The brutality with which the Iranian authorities have suppressed
political dissent since last June’s disputed presidential election has
been widely reported. The Washington Post
now reveals that the political turmoil has had another effect: it has
resulted in a new supply of intelligence as disaffected officials leak
information about Iran’s nuclear program.
As a result, a National Intelligence Estimate being prepared for
President Obama which was due out last fall is not expected to be
completed until August.
The revisions to the NIE underscore the pressure on the
U.S. intelligence community to produce an accurate assessment of Iran’s
nuclear ambitions as President Obama pursues a policy aimed at
preventing the country from acquiring an atomic bomb. The community’s
2007 assessment presented the startling conclusion that Iran had halted
its work on developing a nuclear warhead, provoking enduring criticism
that the report had underestimated the Iranian threat.
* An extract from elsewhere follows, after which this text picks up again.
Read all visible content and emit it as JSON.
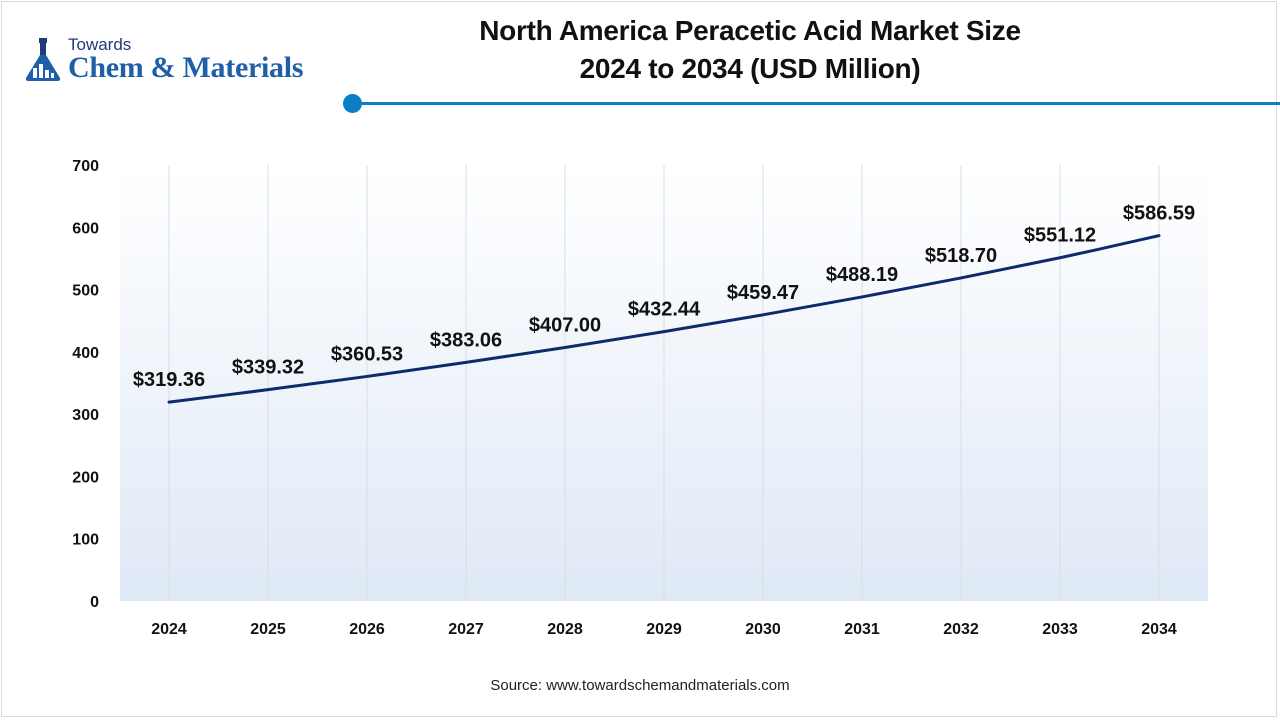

Officials briefed on the new version, which is technically being
called a “memo to holders” of the first, say it will take a harder
tone. One official who has seen a draft said that the study asserts
that Iran is making steady progress toward nuclear weapons capability
but that it stops short of concluding that the Islamic republic’s top
leaders have decided to build and test a nuclear device.
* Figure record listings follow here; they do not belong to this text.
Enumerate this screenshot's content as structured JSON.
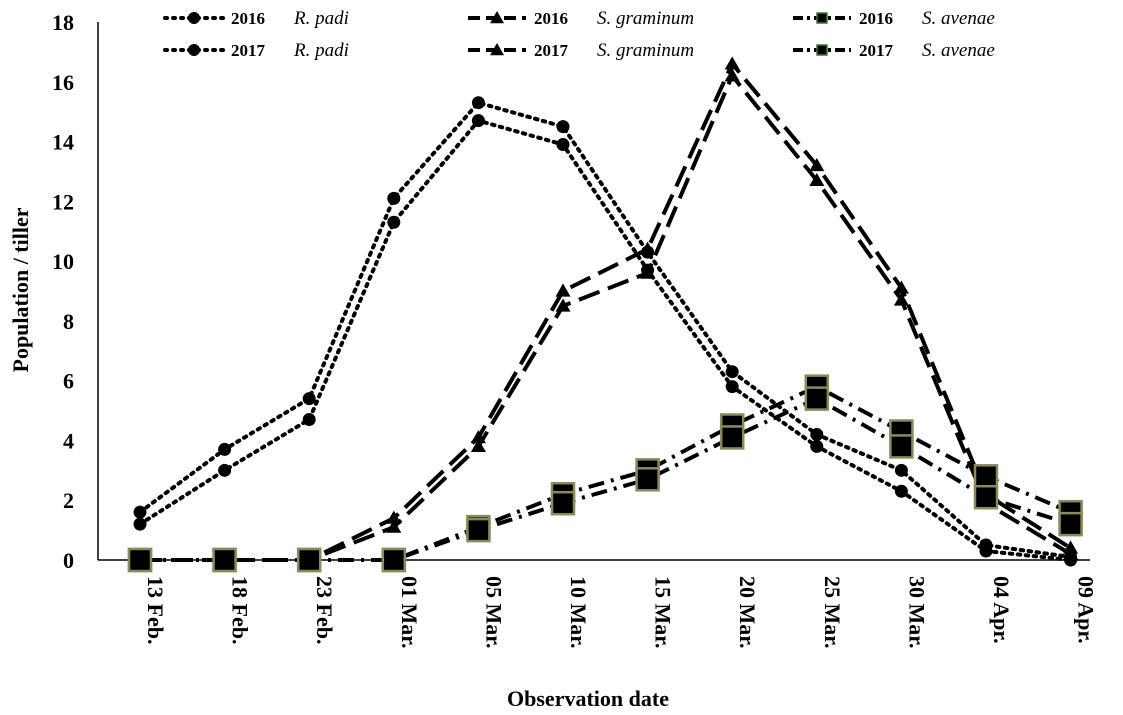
{
  "chart_data": {
    "type": "line",
    "xlabel": "Observation date",
    "ylabel": "Population / tiller",
    "ylim": [
      0,
      18
    ],
    "yticks": [
      "0",
      "2",
      "4",
      "6",
      "8",
      "10",
      "12",
      "14",
      "16",
      "18"
    ],
    "categories": [
      "13 Feb.",
      "18 Feb.",
      "23 Feb.",
      "01 Mar.",
      "05 Mar.",
      "10 Mar.",
      "15 Mar.",
      "20 Mar.",
      "25 Mar.",
      "30 Mar.",
      "04 Apr.",
      "09 Apr."
    ],
    "grid": false,
    "legend_position": "top",
    "series": [
      {
        "year": "2016",
        "species": "R. padi",
        "marker": "circle",
        "line": "dotted",
        "values": [
          1.6,
          3.7,
          5.4,
          12.1,
          15.3,
          14.5,
          10.3,
          6.3,
          4.2,
          3.0,
          0.5,
          0.1
        ]
      },
      {
        "year": "2017",
        "species": "R. padi",
        "marker": "circle",
        "line": "dotted",
        "values": [
          1.2,
          3.0,
          4.7,
          11.3,
          14.7,
          13.9,
          9.7,
          5.8,
          3.8,
          2.3,
          0.3,
          0.0
        ]
      },
      {
        "year": "2016",
        "species": "S. graminum",
        "marker": "triangle",
        "line": "dashed",
        "values": [
          0,
          0,
          0,
          1.4,
          4.1,
          9.0,
          10.4,
          16.6,
          13.2,
          9.1,
          2.2,
          0.4
        ]
      },
      {
        "year": "2017",
        "species": "S. graminum",
        "marker": "triangle",
        "line": "dashed",
        "values": [
          0,
          0,
          0,
          1.1,
          3.8,
          8.5,
          9.6,
          16.2,
          12.7,
          8.7,
          1.9,
          0.2
        ]
      },
      {
        "year": "2016",
        "species": "S. avenae",
        "marker": "square",
        "line": "dashdot",
        "values": [
          0,
          0,
          0,
          0,
          1.1,
          2.2,
          3.0,
          4.5,
          5.8,
          4.3,
          2.8,
          1.6
        ]
      },
      {
        "year": "2017",
        "species": "S. avenae",
        "marker": "square",
        "line": "dashdot",
        "values": [
          0,
          0,
          0,
          0,
          1.0,
          1.9,
          2.7,
          4.1,
          5.4,
          3.8,
          2.1,
          1.2
        ]
      }
    ]
  }
}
There is little question that Iran sees strategic value in making
its nuclear intentions hard to decipher, but let’s for the sake of
argument assume that its goal is to put itself in the same position as
Japan: not to assemble a nuclear arsenal but to have the means to do so
at short notice. Could such a capability pose an existential threat to
Israel (or anyone else)?
Israeli leaders have already made it clear that they draw no
distinction between a nuclear armed Iran and an Iran that has nuclear
weapons capability, yet this may say less about the nature of an
Iranian threat than it does about the nature of Zionism. Deprive Israel
of its existential threats, and the necessity for a Jewish state
becomes less imperative. Take away the fear of annihilation and Jewish
identity will lose one of its most unifying attributes.
Israel might fear its enemies, yet can it survive without them?